Should grades be assigned to students based on a normal distribution? Assume you have a class of approximately 800 students and following a set of assessments each student has a raw grade.


*

*How should these raw grades be converted into a final grade?

*Is it a good idea to scale the raw grades to a normal distribution?

 A: Why should grades be normally distributed?
Sometimes they are but if the grades are not normally distributed then the bell curve grading system, where the middle say 70% get C's, is probably not a good one to base grades off of.  Although that grading is pretty harsh, few instructors would actually do it.
Use distributions to describe the data, don't transform data to fit a particular distribution (although transformations can be helpful at times).
If you use the bell curve grading system and, extreme case, everyone aces the class.  How do you decide grades?
Here is how I would decide final grades:
90-100%:  A
80-90%:  B
...
A: 1.) Usually, grades are on an ordinal scale. So in a strict statistical sense, an overall grade should not be something like the mean grade, since adding such variables is not defined. The median grade however, does not clearly fit since it conveys the ranking between students in the same subject, not between subjects the same student learnt.
In the end, even in statistics departments students get their overall grade as the mean of the single grades. The reasoning is that in the median grade system (as long as the overall grade gets attention, see below), students would have no incentive to improve in the subjects they know they are weak. These weak subjects are like outliers and the median grade would be robust to them.
Maybe one has to remember that grades serve different purposes: 


*

*Predict the graduate's performance in his future job.

*Give a selection criterion on whom to give an opportunity for further studies (scholarship, Ph.D. studies). 

*Help the very dump students identify their weak subjects where they have to work more.

*Help professors to discipline their students (works of course only if purpose 1 and 2 are met).
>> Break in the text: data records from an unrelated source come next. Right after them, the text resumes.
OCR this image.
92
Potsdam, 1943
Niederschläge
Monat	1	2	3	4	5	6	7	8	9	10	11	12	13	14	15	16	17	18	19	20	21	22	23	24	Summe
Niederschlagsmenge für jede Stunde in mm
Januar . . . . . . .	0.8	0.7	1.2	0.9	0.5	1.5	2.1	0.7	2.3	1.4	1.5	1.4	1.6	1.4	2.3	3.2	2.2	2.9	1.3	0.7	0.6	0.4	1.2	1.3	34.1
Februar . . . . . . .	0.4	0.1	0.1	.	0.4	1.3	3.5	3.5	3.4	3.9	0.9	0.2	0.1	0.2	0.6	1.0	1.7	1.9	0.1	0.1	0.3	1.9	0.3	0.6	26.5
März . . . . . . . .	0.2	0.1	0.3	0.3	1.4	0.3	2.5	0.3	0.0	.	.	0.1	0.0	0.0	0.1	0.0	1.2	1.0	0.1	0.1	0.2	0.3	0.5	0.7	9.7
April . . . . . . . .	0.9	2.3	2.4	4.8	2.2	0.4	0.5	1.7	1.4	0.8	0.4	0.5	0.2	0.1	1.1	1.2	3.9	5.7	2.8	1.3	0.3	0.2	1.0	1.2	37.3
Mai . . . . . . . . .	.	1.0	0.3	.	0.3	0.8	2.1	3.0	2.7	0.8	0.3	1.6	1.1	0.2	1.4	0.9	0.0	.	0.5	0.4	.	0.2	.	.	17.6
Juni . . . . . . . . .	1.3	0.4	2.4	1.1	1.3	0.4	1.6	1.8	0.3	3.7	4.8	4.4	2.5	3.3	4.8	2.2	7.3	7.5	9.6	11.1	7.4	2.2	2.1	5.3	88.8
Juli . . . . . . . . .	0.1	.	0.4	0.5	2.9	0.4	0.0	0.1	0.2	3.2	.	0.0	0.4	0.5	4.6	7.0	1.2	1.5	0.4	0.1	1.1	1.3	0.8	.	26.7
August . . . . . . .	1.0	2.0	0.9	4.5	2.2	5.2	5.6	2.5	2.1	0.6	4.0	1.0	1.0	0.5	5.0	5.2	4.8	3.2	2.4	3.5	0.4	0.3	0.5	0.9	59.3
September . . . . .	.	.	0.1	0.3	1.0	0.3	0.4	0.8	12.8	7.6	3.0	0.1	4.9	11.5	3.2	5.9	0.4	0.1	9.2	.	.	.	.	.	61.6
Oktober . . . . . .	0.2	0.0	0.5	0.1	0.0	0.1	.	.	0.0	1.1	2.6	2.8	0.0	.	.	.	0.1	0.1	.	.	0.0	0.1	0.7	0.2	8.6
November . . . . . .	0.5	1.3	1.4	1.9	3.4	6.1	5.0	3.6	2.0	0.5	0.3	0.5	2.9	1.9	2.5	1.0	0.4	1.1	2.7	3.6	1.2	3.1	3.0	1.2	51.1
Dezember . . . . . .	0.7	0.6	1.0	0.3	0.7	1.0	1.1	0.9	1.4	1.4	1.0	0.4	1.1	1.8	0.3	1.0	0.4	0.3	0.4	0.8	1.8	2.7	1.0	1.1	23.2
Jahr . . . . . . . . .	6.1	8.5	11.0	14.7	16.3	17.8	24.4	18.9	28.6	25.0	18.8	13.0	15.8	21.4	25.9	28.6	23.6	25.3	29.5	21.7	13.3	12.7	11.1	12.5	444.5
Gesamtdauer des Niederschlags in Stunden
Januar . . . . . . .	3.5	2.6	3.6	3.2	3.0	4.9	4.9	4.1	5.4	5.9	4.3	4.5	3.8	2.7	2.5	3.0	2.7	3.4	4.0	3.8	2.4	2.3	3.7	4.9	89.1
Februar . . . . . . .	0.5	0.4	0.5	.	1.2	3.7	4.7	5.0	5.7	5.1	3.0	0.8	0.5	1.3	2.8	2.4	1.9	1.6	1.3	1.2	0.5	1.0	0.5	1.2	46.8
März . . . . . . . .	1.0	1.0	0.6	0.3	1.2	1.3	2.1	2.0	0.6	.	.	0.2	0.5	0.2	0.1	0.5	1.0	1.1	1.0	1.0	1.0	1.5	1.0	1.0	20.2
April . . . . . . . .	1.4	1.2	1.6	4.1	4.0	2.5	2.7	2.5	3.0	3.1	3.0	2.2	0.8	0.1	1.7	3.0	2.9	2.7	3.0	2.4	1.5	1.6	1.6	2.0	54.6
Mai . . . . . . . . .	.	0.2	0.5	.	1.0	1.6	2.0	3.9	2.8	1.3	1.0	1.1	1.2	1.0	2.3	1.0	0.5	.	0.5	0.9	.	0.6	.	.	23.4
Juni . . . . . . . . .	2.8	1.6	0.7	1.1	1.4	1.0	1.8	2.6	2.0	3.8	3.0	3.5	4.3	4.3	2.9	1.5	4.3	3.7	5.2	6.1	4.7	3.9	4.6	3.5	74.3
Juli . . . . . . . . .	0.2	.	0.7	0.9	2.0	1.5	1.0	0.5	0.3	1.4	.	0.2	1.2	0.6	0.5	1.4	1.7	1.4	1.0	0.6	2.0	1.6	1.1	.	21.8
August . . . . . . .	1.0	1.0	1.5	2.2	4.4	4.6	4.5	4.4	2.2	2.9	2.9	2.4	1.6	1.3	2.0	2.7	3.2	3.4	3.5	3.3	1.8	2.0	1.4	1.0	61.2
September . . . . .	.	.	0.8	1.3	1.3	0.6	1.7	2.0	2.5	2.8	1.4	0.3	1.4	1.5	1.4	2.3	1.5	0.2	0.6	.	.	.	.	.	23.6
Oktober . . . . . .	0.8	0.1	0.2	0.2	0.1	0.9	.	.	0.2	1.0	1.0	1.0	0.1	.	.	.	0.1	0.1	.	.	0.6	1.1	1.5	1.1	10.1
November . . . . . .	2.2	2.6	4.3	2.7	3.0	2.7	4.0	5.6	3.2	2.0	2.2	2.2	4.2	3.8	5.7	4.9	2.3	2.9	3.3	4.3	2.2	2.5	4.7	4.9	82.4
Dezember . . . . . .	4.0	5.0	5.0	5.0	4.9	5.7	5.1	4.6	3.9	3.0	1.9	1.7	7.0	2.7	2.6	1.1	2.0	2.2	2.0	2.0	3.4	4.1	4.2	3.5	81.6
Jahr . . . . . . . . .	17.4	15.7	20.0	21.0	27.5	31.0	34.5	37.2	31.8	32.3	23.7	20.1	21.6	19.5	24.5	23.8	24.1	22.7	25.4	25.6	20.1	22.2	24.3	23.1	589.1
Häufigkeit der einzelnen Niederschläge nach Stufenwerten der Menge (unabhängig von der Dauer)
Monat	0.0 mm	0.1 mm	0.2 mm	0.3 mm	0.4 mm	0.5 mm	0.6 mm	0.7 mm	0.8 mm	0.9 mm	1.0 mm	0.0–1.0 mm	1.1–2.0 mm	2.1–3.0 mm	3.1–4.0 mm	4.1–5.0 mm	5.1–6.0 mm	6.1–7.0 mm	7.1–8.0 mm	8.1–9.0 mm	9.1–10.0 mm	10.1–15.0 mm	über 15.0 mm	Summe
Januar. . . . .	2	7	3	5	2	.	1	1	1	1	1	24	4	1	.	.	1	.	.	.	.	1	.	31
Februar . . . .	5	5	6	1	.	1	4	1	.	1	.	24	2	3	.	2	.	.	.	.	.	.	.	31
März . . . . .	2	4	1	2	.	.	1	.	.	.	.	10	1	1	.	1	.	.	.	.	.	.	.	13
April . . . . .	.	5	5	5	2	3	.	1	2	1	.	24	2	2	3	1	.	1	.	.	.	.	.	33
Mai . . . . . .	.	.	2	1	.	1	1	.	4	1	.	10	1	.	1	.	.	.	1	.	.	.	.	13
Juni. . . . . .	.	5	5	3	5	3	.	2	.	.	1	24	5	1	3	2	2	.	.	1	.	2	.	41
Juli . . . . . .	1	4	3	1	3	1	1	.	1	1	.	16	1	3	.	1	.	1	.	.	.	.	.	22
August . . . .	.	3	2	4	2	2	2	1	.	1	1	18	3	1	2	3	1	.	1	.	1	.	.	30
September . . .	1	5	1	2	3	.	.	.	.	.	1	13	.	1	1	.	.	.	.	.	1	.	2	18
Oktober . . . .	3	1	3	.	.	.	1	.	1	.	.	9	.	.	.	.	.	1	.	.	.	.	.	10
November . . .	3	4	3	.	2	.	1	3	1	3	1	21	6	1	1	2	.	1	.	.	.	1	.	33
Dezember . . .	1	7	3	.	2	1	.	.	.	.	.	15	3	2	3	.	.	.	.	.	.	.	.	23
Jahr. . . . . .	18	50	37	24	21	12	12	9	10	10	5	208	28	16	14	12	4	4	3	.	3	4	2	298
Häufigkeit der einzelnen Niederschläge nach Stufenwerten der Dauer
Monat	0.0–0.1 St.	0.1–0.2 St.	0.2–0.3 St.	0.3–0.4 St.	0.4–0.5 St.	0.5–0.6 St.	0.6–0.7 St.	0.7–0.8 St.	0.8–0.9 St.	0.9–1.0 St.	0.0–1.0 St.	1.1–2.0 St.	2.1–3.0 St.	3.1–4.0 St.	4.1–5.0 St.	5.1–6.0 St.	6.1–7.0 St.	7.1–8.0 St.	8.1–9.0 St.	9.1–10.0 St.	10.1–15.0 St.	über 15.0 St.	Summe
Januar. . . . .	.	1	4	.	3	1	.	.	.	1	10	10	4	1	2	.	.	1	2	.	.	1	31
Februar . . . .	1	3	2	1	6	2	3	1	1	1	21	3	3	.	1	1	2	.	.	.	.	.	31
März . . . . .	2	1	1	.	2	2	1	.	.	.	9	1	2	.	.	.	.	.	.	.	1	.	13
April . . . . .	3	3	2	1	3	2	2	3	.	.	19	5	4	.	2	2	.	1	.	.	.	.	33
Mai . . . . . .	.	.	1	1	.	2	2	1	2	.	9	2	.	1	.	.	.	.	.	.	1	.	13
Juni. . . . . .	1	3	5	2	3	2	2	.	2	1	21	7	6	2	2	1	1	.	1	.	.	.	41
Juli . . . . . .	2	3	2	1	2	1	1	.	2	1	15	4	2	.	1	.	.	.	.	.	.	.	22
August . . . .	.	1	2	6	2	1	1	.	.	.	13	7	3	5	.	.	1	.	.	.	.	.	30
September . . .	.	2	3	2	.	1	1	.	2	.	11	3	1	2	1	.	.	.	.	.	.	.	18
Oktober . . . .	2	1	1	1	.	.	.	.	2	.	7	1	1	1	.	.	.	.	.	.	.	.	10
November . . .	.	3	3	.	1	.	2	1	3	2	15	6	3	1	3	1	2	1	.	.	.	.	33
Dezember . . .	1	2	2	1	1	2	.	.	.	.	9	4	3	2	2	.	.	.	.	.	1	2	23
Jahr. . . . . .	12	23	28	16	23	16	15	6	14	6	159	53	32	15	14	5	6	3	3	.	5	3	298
An overall grade is only necessary for purpose 2, and there, only because a closer examination of the student's aptitude for the particular further studies is too expensive. Personally, I consider final grades as close to useless.
2.) As long as grades are correctly treated ordinal, there is no problem to rescaling them. But also, there would no use since proper statistical methods for such data are invariant under rescaling. However, if you compute mean grades, your transformation on the single grades will affect overall grade. This might be considered as unfair.
Also, the normal distribution on $\mathbb{R}$ is much finer than the coarse, disctrete grading systems we are used to.